Immigration is also personal for Chin, who is half Chinese and half Caucasian.
"I'm third-generation, half Chinese, and this would be an issue for me just in terms of who I am and being proud of my heritage, and being proud of the heritage of my neighbors," he said.
Chin's personal history has been attacked, drawing racially charged responses from those who didn't support him during his mayoral run.
In October, there were signs posted around the city from a real estate manager that said, "Don't vote for Ho Chi Chin. Vote for more jobs, not more welfare."
The red sign had pictures of a communist hammer as well as a caricature of an Asian man alongside the text.
The real estate manager said that the signs were posted as a way to "fight back" against being designated as a bad landlord by the Maine People's Alliance, where Chin is a political director.
But Chin was not discouraged by the signs, and in fact felt the opposite: "Those signs were just incredibly motivating to me, because as hard as it is to see your race and ethnicity attacked, it's way harder to live in one of these apartments that one of these slumlords own. I think those signs in many ways revealed the true character of the opposition that we're dealing with, and it's good for a light to be shown."
He went on: "The only way that progress really happens is when things are brought up in public. I run this campaign to have a public fight about real issues, and we clearly had gotten under the skin of those guys, and they put their cards on the table, and now everyone can see what's going on, and I'm confident that when everything is laid out there, people will see our vision, people will see their vision, and they're going to choose ours if it's all laid out there."

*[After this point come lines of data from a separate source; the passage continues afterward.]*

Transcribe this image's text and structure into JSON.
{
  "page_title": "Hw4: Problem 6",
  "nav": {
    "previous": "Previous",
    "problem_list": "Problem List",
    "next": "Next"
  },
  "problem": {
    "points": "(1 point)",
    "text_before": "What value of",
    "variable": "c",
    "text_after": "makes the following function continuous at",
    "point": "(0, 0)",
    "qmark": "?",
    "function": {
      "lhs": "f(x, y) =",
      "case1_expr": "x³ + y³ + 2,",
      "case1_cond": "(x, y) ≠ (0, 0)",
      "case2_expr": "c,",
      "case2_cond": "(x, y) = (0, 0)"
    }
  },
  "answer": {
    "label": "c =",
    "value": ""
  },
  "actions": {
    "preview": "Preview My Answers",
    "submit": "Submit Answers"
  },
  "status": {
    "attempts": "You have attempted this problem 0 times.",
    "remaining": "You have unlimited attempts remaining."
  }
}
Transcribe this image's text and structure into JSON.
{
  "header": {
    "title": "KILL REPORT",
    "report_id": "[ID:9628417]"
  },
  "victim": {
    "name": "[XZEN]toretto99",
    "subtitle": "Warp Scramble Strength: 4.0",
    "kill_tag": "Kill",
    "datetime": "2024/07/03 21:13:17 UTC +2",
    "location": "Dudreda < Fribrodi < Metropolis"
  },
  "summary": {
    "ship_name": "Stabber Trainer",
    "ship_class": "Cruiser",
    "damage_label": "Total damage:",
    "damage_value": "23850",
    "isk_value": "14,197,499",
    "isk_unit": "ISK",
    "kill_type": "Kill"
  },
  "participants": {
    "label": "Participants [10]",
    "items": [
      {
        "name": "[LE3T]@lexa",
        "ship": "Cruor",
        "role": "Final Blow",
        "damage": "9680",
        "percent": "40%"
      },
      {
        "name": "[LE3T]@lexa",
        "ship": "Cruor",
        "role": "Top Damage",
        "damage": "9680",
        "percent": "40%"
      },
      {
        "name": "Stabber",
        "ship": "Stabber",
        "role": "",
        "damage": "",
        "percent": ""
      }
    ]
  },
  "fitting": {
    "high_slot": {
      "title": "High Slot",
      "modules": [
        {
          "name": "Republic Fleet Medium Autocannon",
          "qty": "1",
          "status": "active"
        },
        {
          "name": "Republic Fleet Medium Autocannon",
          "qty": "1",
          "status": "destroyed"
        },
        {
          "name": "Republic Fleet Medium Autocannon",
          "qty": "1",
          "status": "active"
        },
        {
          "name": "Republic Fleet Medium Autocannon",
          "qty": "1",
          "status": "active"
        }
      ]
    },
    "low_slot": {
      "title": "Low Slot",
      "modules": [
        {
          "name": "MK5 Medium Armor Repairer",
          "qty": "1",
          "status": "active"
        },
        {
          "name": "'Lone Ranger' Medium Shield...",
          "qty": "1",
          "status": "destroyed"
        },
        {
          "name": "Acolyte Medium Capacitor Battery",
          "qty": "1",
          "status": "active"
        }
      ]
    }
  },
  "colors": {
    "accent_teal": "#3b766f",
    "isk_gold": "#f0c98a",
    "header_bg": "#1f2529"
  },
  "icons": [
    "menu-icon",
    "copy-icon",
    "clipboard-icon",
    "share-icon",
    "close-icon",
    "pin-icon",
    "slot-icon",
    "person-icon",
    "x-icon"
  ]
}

Chin's Chinese lineage stems from his paternal side, when his grandfather came to the United States from South China during the Great Depression. He served during World War II before graduating from college and starting his own business in New York City.
Chin's grandmother fled Hong Kong as the Japanese were pushing into the region, and went on to study at the Massachusetts Institute of Technology. She graduated from MIT in 1946 at the age of 19.
"When you look at her class picture, there are not a lot of people who look like her, either from a gender or ethnic background. So being a 19-year-old, young Chinese woman, graduating from an elite university in America is a pretty big accomplishment," he said.
"They raised my dad, and dad raised me to definitely embody those values of working hard and really trying your best, but then also realizing that it takes other people investing in you and taking risks on you to be able to make it. Nobody really makes it alone - we make it when we pull together.